“There are others, and of a very different order, in which I would own you the master,” said Repton. “But to our case. Suppose,—a mere supposition, if you like,—but suppose that it could be demonstrated to Mr. Merl that his claim will be not only resisted, but defeated; that the right on which he relies is valueless,—the deed not worth the stamps it bears; that this offer is made to avoid a publicity and exposure far more injurious to him than to those who now shrink from it. What think you then?”
“Simply that he'd not believe it! He'd say, and many others would say, 'If the right lay so incontestably with these others, they 'd not give some twenty thousand pounds to compromise what they could enforce for the mere cost of a trial.'”
“Mr. Massingbred, too, would perhaps take the same view of the transaction,” said Repton, half tartly.
“Not if Mr. Repton assured me that he backed the opposite opinion,” said Jack, politely.
“I thank you heartily for that speech,” said the old man, as he grasped the other's hand cordially; “you deserve, and shall have my fullest confidence.”
“May I ask,” said Jack, “if this offer to buy off Merl be made in the interest of the Martins, for otherwise I really see no great object, so far as they are concerned, in the change of mastery?”
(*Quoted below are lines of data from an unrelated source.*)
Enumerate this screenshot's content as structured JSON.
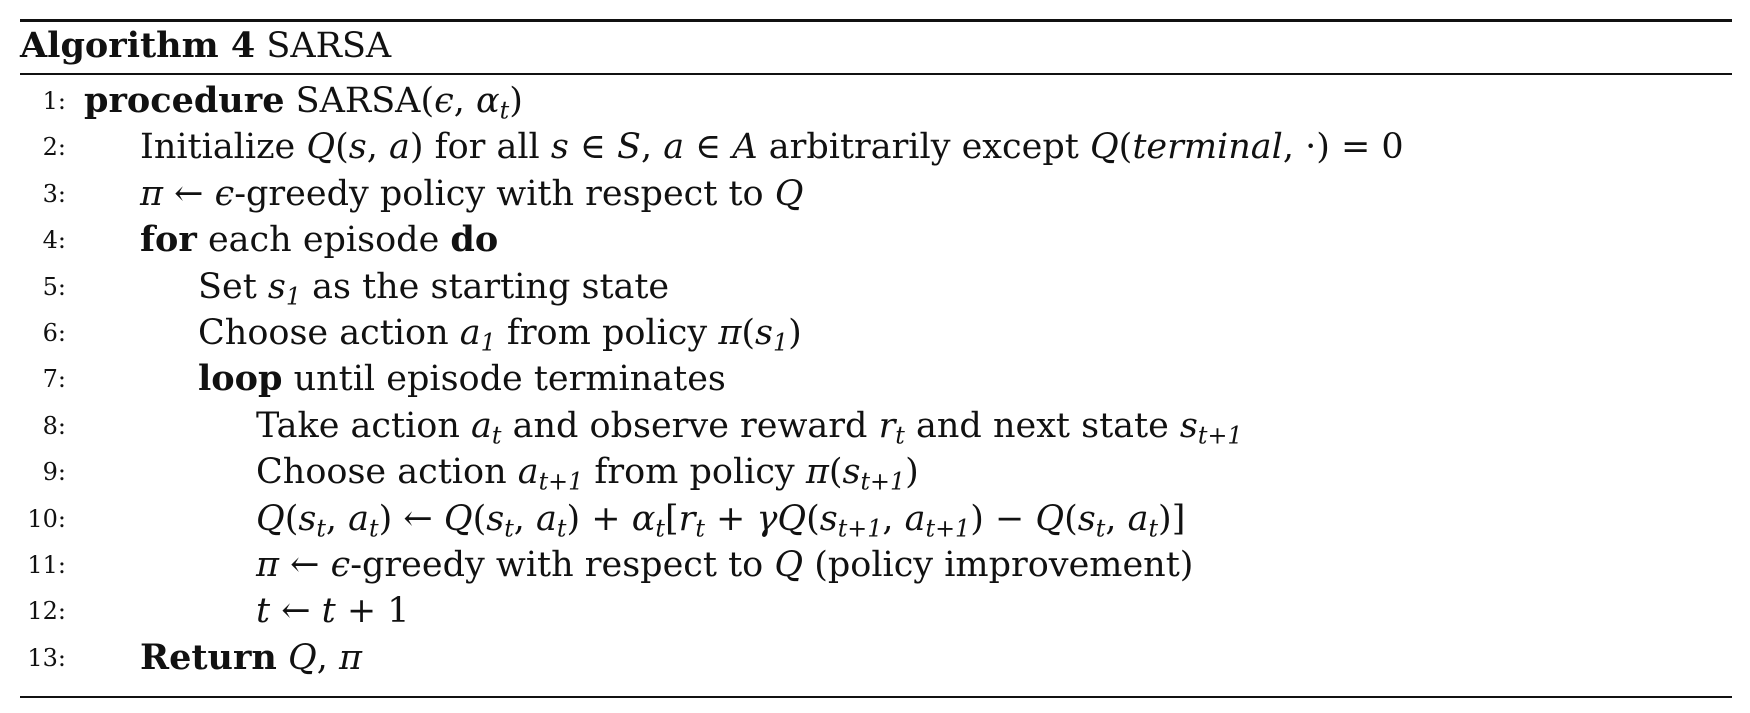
{
  "caption": {
    "label": "Algorithm 4",
    "title": "SARSA"
  },
  "lines": [
    {
      "num": "1:",
      "indent": 0,
      "parts": [
        [
          "k",
          "procedure"
        ],
        [
          "t",
          " SARSA("
        ],
        [
          "m",
          "ϵ"
        ],
        [
          "t",
          ", "
        ],
        [
          "m",
          "α"
        ],
        [
          "sub",
          "t"
        ],
        [
          "t",
          ")"
        ]
      ]
    },
    {
      "num": "2:",
      "indent": 1,
      "parts": [
        [
          "t",
          "Initialize "
        ],
        [
          "m",
          "Q"
        ],
        [
          "t",
          "("
        ],
        [
          "m",
          "s"
        ],
        [
          "t",
          ", "
        ],
        [
          "m",
          "a"
        ],
        [
          "t",
          ") for all "
        ],
        [
          "m",
          "s"
        ],
        [
          "t",
          " ∈ "
        ],
        [
          "m",
          "S"
        ],
        [
          "t",
          ", "
        ],
        [
          "m",
          "a"
        ],
        [
          "t",
          " ∈ "
        ],
        [
          "m",
          "A"
        ],
        [
          "t",
          " arbitrarily except "
        ],
        [
          "m",
          "Q"
        ],
        [
          "t",
          "("
        ],
        [
          "m",
          "terminal"
        ],
        [
          "t",
          ", ·) = 0"
        ]
      ]
    },
    {
      "num": "3:",
      "indent": 1,
      "parts": [
        [
          "m",
          "π"
        ],
        [
          "t",
          " ← "
        ],
        [
          "m",
          "ϵ"
        ],
        [
          "t",
          "-greedy policy with respect to "
        ],
        [
          "m",
          "Q"
        ]
      ]
    },
    {
      "num": "4:",
      "indent": 1,
      "parts": [
        [
          "k",
          "for"
        ],
        [
          "t",
          " each episode "
        ],
        [
          "k",
          "do"
        ]
      ]
    },
    {
      "num": "5:",
      "indent": 2,
      "parts": [
        [
          "t",
          "Set "
        ],
        [
          "m",
          "s"
        ],
        [
          "sub",
          "1"
        ],
        [
          "t",
          " as the starting state"
        ]
      ]
    },
    {
      "num": "6:",
      "indent": 2,
      "parts": [
        [
          "t",
          "Choose action "
        ],
        [
          "m",
          "a"
        ],
        [
          "sub",
          "1"
        ],
        [
          "t",
          " from policy "
        ],
        [
          "m",
          "π"
        ],
        [
          "t",
          "("
        ],
        [
          "m",
          "s"
        ],
        [
          "sub",
          "1"
        ],
        [
          "t",
          ")"
        ]
      ]
    },
    {
      "num": "7:",
      "indent": 2,
      "parts": [
        [
          "k",
          "loop"
        ],
        [
          "t",
          " until episode terminates"
        ]
      ]
    },
    {
      "num": "8:",
      "indent": 3,
      "parts": [
        [
          "t",
          "Take action "
        ],
        [
          "m",
          "a"
        ],
        [
          "sub",
          "t"
        ],
        [
          "t",
          " and observe reward "
        ],
        [
          "m",
          "r"
        ],
        [
          "sub",
          "t"
        ],
        [
          "t",
          " and next state "
        ],
        [
          "m",
          "s"
        ],
        [
          "sub",
          "t+1"
        ]
      ]
    },
    {
      "num": "9:",
      "indent": 3,
      "parts": [
        [
          "t",
          "Choose action "
        ],
        [
          "m",
          "a"
        ],
        [
          "sub",
          "t+1"
        ],
        [
          "t",
          " from policy "
        ],
        [
          "m",
          "π"
        ],
        [
          "t",
          "("
        ],
        [
          "m",
          "s"
        ],
        [
          "sub",
          "t+1"
        ],
        [
          "t",
          ")"
        ]
      ]
    },
    {
      "num": "10:",
      "indent": 3,
      "parts": [
        [
          "m",
          "Q"
        ],
        [
          "t",
          "("
        ],
        [
          "m",
          "s"
        ],
        [
          "sub",
          "t"
        ],
        [
          "t",
          ", "
        ],
        [
          "m",
          "a"
        ],
        [
          "sub",
          "t"
        ],
        [
          "t",
          ") ← "
        ],
        [
          "m",
          "Q"
        ],
        [
          "t",
          "("
        ],
        [
          "m",
          "s"
        ],
        [
          "sub",
          "t"
        ],
        [
          "t",
          ", "
        ],
        [
          "m",
          "a"
        ],
        [
          "sub",
          "t"
        ],
        [
          "t",
          ") + "
        ],
        [
          "m",
          "α"
        ],
        [
          "sub",
          "t"
        ],
        [
          "t",
          "["
        ],
        [
          "m",
          "r"
        ],
        [
          "sub",
          "t"
        ],
        [
          "t",
          " + "
        ],
        [
          "m",
          "γQ"
        ],
        [
          "t",
          "("
        ],
        [
          "m",
          "s"
        ],
        [
          "sub",
          "t+1"
        ],
        [
          "t",
          ", "
        ],
        [
          "m",
          "a"
        ],
        [
          "sub",
          "t+1"
        ],
        [
          "t",
          ") − "
        ],
        [
          "m",
          "Q"
        ],
        [
          "t",
          "("
        ],
        [
          "m",
          "s"
        ],
        [
          "sub",
          "t"
        ],
        [
          "t",
          ", "
        ],
        [
          "m",
          "a"
        ],
        [
          "sub",
          "t"
        ],
        [
          "t",
          ")]"
        ]
      ]
    },
    {
      "num": "11:",
      "indent": 3,
      "parts": [
        [
          "m",
          "π"
        ],
        [
          "t",
          " ← "
        ],
        [
          "m",
          "ϵ"
        ],
        [
          "t",
          "-greedy with respect to "
        ],
        [
          "m",
          "Q"
        ],
        [
          "t",
          " (policy improvement)"
        ]
      ]
    },
    {
      "num": "12:",
      "indent": 3,
      "parts": [
        [
          "m",
          "t"
        ],
        [
          "t",
          " ← "
        ],
        [
          "m",
          "t"
        ],
        [
          "t",
          " + 1"
        ]
      ]
    },
    {
      "num": "13:",
      "indent": 1,
      "parts": [
        [
          "k",
          "Return"
        ],
        [
          "t",
          " "
        ],
        [
          "m",
          "Q"
        ],
        [
          "t",
          ", "
        ],
        [
          "m",
          "π"
        ]
      ]
    }
  ]
}
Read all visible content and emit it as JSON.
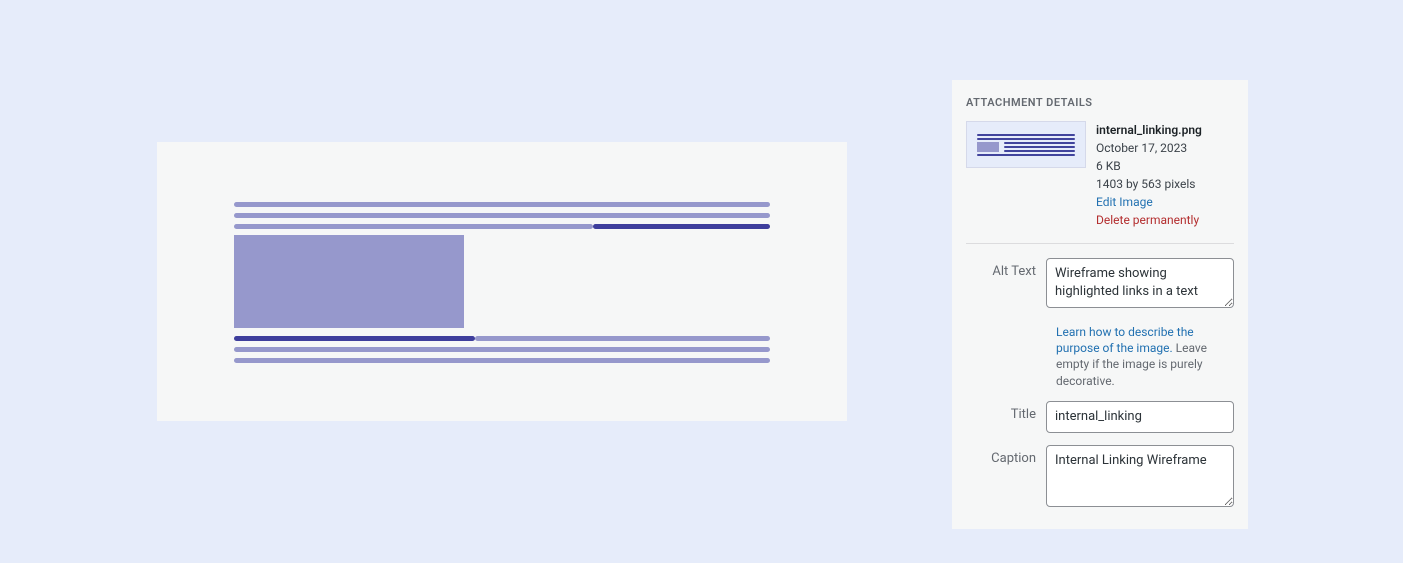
{
  "details_panel": {
    "heading": "ATTACHMENT DETAILS",
    "filename": "internal_linking.png",
    "date": "October 17, 2023",
    "filesize": "6 KB",
    "dimensions": "1403 by 563 pixels",
    "edit_link": "Edit Image",
    "delete_link": "Delete permanently",
    "fields": {
      "alt_text_label": "Alt Text",
      "alt_text_value": "Wireframe showing highlighted links in a text",
      "alt_help_link": "Learn how to describe the purpose of the image.",
      "alt_help_rest": " Leave empty if the image is purely decorative.",
      "title_label": "Title",
      "title_value": "internal_linking",
      "caption_label": "Caption",
      "caption_value": "Internal Linking Wireframe"
    }
  }
}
“You'll have to take my word for that,” said Repton, “or rather, to take the part I assume in this transaction as the evidence of it; and now, as I see that you are satisfied, will you accept of the duty of this negotiation? Will you see and speak with Merl? Urge upon him all the arguments your own ingenuity will furnish, and when you come, if you should be so driven, to the coercive category, and that you want the siege artillery, then send for me. Depend upon it, it will be no brutum fulmen that I 'll bring up; nor will I, as Pelham said, fire with 'government powder.' My cannon shall be inscribed, like those of the old volunteers, independence or—”
At any other moment Jack might have smiled at the haughty air and martial stride of the old man, as, stimulated by his words, he paced the room; but there was a sincerity and a resolution about him that offered no scope for ridicule. His very features wore a look of intrepidity that bespoke the courage that animated him.
“Now, Massingbred,” said he, laying his hand on the young man's arm, “it is only because I am not free to tell another man's secret that I do not at once place you fully in possession of all I myself know of this transaction; but rely on it, you shall be informed on every point, and immediately after the issue of this negotiation with Merl, whatever be the result, you shall stand on the same footing with myself.”
“You cannot suppose that I exact this confidence?” began Jack.